3. Strengthening the Campaign Finance Office

Given Comelec’s history, the establishment of the CFO is already a welcome development. But it is high time for the office to tackle its internal problems head-on. It would be good to have more experts, such as auditors, certified public accountants, and financial analysts, in its roster.

The strict compliance of contractors and media entities in providing receipts and advertising contracts is greatly needed as well. The SOCE is self-reporting essentially. The CFO has to rely on third-party sources of information to verify a candidate’s declaration. Without complete submission from these entities particularly the media, which receive bulk of campaign funds for advertising, it would be difficult for the CFO to conduct an airtight audit. 

Internet advertising, for instance, is not clearly defined in the law, making it difficult for Comelec to regulate it. It can be done but excuses will always be raised because the rules are not clear.

4. Revisiting elections laws

Even while campaign finance measures and practice in the Philippines is seen as a model by other countries, what may be good on paper may not necessarily be the same when it comes to implementation. While strides have been observed in the past decade, many challenges still hound campaign finance affecting its implementation and its ability to hold public officials accountable.

Election reform advocates like Ramon Casiple, executive director of IPER, have pushed for the passage of a political party reform bill for years. For Casiple, the future of campaign finance will always depend on the future of politics in the country. 

The bill introduced in Congress covers anti-turncoatism, state subsidy for parties, and the strict enforcement of campaign finance regulation. Passing such laws, as in all legal reforms, greatly depends on lawmakers of course. The reality is that if an agency or institution does not perform its role, it would also be difficult for the Comelec to do its work. 

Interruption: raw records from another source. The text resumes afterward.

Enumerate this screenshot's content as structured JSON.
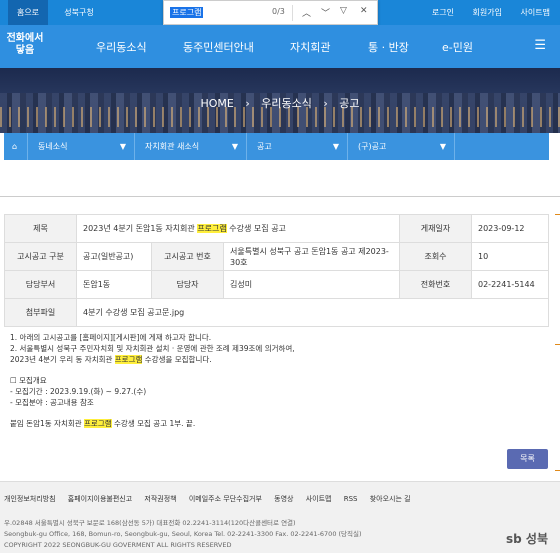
{
  "topbar": {
    "home": "홈으로",
    "gu": "성북구청",
    "links": [
      "로그인",
      "회원가입",
      "사이트맵"
    ]
  },
  "find": {
    "query": "프로그램",
    "count": "0/3"
  },
  "logo": {
    "line1": "전화에서",
    "line2": "닿음"
  },
  "nav": [
    "우리동소식",
    "동주민센터안내",
    "자치회관",
    "통 · 반장",
    "e-민원"
  ],
  "breadcrumb": [
    "HOME",
    "우리동소식",
    "공고"
  ],
  "subnav": [
    "동네소식",
    "자치회관 새소식",
    "공고",
    "(구)공고"
  ],
  "post": {
    "labels": {
      "title": "제목",
      "date": "게재일자",
      "type": "고시공고 구분",
      "number": "고시공고 번호",
      "views": "조회수",
      "dept": "담당부서",
      "manager": "담당자",
      "phone": "전화번호",
      "attach": "첨부파일"
    },
    "title_pre": "2023년 4분기 돈암1동 자치회관 ",
    "title_hl": "프로그램",
    "title_post": " 수강생 모집 공고",
    "date": "2023-09-12",
    "type": "공고(일반공고)",
    "number": "서울특별시 성북구 공고 돈암1동 공고 제2023-30호",
    "views": "10",
    "dept": "돈암1동",
    "manager": "김성미",
    "phone": "02-2241-5144",
    "attachment": "4분기 수강생 모집 공고문.jpg"
  },
  "body": {
    "l1": "1. 아래의 고시공고를 [홈페이지][게시판]에 게재 하고자 합니다.",
    "l2": "2. 서울특별시 성북구 주민자치회 및 자치회관 설치 · 운영에 관한 조례 제39조에 의거하여,",
    "l3_pre": "2023년 4분기 우리 동 자치회관 ",
    "l3_hl": "프로그램",
    "l3_post": " 수강생을 모집합니다.",
    "l4": "☐ 모집개요",
    "l5": "- 모집기간 : 2023.9.19.(화) ~ 9.27.(수)",
    "l6": "- 모집분야 : 공고내용 참조",
    "l7_pre": "붙임 돈암1동 자치회관 ",
    "l7_hl": "프로그램",
    "l7_post": " 수강생 모집 공고 1부. 끝."
  },
  "list_button": "목록",
  "footer": {
    "links": [
      "개인정보처리방침",
      "홈페이지이용불편신고",
      "저작권정책",
      "이메일주소 무단수집거부",
      "동영상",
      "사이트맵",
      "RSS",
      "찾아오시는 길"
    ],
    "addr1": "우.02848 서울특별시 성북구 보문로 168(삼선동 5가) 대표전화 02.2241-3114(120다산콜센터로 연결)",
    "addr2": "Seongbuk-gu Office, 168, Bomun-ro, Seongbuk-gu, Seoul, Korea Tel. 02-2241-3300 Fax. 02-2241-6700 (당직실)",
    "copy": "COPYRIGHT 2022 SEONGBUK-GU GOVERMENT ALL RIGHTS RESERVED",
    "logo": "sb 성북"
  },
  "colors": {
    "primary": "#2f8fe0",
    "highlight": "#ffef3c",
    "button": "#5a6ab2"
  }
}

The legislative branch will also need to look into conflicting laws that have proven to be a cause for candidates to be “creative” in campaign finance reporting or legitimately allows them to exclude legitimate campaign spending in the equation.

RA 7166 sets the spending cap at P10.00 (USD 0.2) per voter for those running for president and vice president, and P3.00 (USD 0.06) per voter for those vying for other posts. Candidates who are not supported by any political party may be allowed to spend P5.00 (USD 0.1) for every voter. This small amount, many electoral reform advocates say, is no longer realistic.

RA 7166 also sets a fixed period for campaign activities and “any election campaign or partisan political activity for and against any candidate outside of the campaign period herein provided is prohibited and shall be considered as an election offense.” The campaign period is prescribed to commence 90 days and 45 days before the day of the election for national and local posts, respectively.

Unfortunately, legal interpreters including the Comelec itself, argue that a person is not considered an official candidate without an official filing of candidacy. This argument implies that even as “unofficial candidates” engage in “indirect campaign activities” these cannot be considered as pre-campaigning.

Still and all, the development of campaign-finance awareness in the Philippines has helped increase the demand for reform. This should remain a strategy – that there should be a demand in such a way that policymakers would have no other choice but to heed the demand.

5. Forging and sustaining collaborations between and among elections watchdogs and news media

The Philippine experience in monitoring campaign finance took a significant shift when election watchdogs and the news media made it high on their respective agendas. The PAP consortium for instance was regarded as key source of campaign finance information during the campaigns. This was made possible through the support of aid agencies. The work of individual election watchdogs continued beyond the life of the consortium, but efforts to sustain such collaboration is worth revisiting.